The fried chicken ($22) is one of Tradition's claims to fame, but I think it overreaches just a tad. Don't get me wrong, it's a fine plate of fried chicken, and its entourage of grits and collard greens provide a nice balance of creamy richness and sharp acidity. The chicken itself is moist, and the crispy exterior is a lovely mix of brown sugar sweetness and cayenne kick, but there was a certain overabundance of flavors that made me think some editing was needed when concocting the batter.

There's a lot of variety on Tradition's small plates menu, and there's absolutely nothing wrong with making it the focal point of your visit. I started with funeral potatoes ($8) because when someone offers you that particular dish in Utah, you accept. All the usual suspects are here—shredded potatoes slathered in melted cheddar cheese and crenulated with corn flakes—but Tradition tops it all with a dollop of bacon jam for good measure.
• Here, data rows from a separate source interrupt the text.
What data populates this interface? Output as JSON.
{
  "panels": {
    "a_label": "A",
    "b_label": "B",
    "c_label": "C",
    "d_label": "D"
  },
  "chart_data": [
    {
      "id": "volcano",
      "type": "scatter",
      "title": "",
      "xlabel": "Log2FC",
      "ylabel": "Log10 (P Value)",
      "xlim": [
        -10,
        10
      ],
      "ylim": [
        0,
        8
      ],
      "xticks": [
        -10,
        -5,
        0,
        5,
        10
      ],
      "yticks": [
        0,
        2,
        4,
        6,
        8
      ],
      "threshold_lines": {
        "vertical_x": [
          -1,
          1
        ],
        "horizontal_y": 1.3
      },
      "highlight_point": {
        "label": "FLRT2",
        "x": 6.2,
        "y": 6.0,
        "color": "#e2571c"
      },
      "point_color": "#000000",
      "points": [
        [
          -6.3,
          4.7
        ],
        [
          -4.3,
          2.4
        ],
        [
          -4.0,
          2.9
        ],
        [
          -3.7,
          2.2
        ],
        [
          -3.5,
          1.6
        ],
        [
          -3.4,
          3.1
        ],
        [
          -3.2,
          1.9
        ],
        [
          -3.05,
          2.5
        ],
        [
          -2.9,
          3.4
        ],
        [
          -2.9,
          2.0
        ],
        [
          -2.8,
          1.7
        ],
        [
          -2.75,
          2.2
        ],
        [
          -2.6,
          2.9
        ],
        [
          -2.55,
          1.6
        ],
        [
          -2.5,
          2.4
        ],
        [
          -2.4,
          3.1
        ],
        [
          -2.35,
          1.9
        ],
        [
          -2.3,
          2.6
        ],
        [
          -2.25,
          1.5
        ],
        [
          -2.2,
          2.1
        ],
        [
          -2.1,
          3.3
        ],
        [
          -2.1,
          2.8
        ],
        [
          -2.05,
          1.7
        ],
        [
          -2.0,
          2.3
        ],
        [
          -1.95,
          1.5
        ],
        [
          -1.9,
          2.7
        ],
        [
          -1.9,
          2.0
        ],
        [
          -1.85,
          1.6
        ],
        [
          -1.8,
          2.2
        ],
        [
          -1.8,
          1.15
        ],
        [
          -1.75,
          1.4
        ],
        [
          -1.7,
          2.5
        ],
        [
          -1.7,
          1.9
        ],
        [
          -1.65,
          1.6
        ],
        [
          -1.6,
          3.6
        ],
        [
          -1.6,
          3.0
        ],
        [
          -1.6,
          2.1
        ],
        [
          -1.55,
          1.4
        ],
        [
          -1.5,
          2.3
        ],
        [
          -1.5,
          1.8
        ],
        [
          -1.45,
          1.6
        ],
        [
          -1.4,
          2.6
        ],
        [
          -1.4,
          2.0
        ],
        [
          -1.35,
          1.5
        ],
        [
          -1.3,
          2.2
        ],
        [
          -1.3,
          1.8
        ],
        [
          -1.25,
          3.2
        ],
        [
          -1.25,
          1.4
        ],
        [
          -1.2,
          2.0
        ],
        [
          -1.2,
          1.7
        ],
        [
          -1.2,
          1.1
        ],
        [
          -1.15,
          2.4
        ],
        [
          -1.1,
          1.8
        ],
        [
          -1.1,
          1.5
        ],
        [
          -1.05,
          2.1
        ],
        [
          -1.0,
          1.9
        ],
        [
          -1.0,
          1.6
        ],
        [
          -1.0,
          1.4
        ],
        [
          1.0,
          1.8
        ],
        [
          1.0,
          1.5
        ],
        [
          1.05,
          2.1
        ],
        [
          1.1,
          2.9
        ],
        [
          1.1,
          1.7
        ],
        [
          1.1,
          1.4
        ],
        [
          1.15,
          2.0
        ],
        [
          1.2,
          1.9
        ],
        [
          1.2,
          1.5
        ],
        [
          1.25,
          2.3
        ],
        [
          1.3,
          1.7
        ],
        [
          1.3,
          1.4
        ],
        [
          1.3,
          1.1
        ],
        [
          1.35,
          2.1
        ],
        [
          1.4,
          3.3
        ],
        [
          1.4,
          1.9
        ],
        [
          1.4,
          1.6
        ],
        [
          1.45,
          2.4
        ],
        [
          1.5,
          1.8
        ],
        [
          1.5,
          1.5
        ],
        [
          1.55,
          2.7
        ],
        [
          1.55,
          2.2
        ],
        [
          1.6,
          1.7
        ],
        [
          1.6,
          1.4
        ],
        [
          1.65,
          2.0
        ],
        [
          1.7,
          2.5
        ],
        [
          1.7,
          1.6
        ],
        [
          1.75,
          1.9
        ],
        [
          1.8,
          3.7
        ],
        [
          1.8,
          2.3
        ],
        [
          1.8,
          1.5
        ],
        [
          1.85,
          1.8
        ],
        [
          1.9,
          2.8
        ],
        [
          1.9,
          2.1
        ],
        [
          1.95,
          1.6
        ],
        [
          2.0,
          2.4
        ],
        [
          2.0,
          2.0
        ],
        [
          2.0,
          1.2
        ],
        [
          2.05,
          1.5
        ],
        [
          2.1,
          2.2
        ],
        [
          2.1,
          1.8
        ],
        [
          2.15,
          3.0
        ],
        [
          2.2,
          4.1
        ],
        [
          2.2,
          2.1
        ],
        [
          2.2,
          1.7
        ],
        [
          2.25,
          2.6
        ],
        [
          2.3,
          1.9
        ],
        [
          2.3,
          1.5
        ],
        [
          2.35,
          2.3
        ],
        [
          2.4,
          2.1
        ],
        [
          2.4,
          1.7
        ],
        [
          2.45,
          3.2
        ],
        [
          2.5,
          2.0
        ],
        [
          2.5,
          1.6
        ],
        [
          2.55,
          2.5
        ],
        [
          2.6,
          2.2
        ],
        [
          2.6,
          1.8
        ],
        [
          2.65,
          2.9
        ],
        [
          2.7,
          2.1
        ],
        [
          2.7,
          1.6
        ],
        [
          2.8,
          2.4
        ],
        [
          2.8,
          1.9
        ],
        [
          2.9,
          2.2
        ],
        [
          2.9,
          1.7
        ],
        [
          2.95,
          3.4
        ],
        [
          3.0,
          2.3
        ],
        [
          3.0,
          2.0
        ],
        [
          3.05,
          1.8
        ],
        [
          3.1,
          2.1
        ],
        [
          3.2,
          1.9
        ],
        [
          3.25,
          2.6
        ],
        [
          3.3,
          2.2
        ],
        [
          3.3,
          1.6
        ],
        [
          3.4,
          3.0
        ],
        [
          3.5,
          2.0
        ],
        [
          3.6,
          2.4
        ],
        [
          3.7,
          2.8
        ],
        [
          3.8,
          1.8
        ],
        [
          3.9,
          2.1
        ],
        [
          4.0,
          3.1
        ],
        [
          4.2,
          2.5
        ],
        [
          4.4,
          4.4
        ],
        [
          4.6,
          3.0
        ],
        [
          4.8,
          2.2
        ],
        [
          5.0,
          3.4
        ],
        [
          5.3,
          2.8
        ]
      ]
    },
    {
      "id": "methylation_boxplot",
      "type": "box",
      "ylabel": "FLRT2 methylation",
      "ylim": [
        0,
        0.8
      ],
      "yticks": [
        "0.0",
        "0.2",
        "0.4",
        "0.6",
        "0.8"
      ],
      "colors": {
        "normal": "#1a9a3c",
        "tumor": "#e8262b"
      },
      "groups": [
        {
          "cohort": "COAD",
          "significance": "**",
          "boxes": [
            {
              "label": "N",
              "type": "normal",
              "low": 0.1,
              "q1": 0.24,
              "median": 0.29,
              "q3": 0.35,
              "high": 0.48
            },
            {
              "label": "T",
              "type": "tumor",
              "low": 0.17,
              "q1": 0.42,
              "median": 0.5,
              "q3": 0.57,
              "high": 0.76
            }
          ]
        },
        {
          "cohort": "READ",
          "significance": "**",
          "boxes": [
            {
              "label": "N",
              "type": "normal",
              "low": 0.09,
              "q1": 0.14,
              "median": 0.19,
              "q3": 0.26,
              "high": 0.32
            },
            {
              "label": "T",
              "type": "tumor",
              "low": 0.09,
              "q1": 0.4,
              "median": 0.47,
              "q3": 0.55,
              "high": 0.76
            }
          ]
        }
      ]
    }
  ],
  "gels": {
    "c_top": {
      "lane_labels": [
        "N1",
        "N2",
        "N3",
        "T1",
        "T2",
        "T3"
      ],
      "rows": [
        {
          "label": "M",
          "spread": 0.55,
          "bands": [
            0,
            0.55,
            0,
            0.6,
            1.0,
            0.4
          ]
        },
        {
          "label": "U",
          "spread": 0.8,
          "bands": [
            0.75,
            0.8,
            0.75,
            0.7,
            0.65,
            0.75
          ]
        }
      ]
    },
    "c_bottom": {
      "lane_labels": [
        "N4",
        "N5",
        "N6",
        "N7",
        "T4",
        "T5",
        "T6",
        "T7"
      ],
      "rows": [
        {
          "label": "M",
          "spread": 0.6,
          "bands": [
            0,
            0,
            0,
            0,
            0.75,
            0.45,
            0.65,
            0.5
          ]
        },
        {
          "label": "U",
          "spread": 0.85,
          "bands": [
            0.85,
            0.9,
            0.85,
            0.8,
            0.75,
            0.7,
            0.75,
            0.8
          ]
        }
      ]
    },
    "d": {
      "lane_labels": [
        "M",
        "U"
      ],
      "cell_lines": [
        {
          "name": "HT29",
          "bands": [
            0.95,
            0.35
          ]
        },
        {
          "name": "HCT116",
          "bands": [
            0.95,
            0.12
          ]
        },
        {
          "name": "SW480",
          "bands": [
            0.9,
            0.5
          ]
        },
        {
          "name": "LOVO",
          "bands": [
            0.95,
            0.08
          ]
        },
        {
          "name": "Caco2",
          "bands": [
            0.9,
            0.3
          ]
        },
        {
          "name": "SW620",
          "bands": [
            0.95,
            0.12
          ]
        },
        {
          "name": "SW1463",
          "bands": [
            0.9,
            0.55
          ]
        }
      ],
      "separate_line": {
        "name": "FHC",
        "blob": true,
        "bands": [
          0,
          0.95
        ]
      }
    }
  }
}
I also tried the pigs in a blanket ($7) made from Beltex sausage and housemade pastry, which I preferred to the potatoes. That sausage pops with smoky flavor, and the dipping mustard was the perfect complement.

Wherever your dinner order takes you, make damn sure you save room for some of Tradition's housemade pie. On my most recent visit, I tried slices of their peach and spiced cherry pies ($7 each) and ... just ... whoa. The peach pie, baked with cinnamon and ginger that emphasizes the natural flavors of the peaches within, is a delightful way to end a meal, but that spiced cherry is something else entirely. Where most cherry pies I have known veer into saccharine sweetness, the spiced cherry pie here cranks up the tartness with lemon zest and a few dashes of cayenne and black pepper. It's tough to make a memorable cherry pie, which is exactly what Tradition has achieved.

Tradition's mission has always been to recreate the kind of food that anyone with a working set of taste buds can relate to, and in that they have succeeded. Their dedication to bygone methods of food preparation and their collaboration with other local vendors makes them well worth a visit.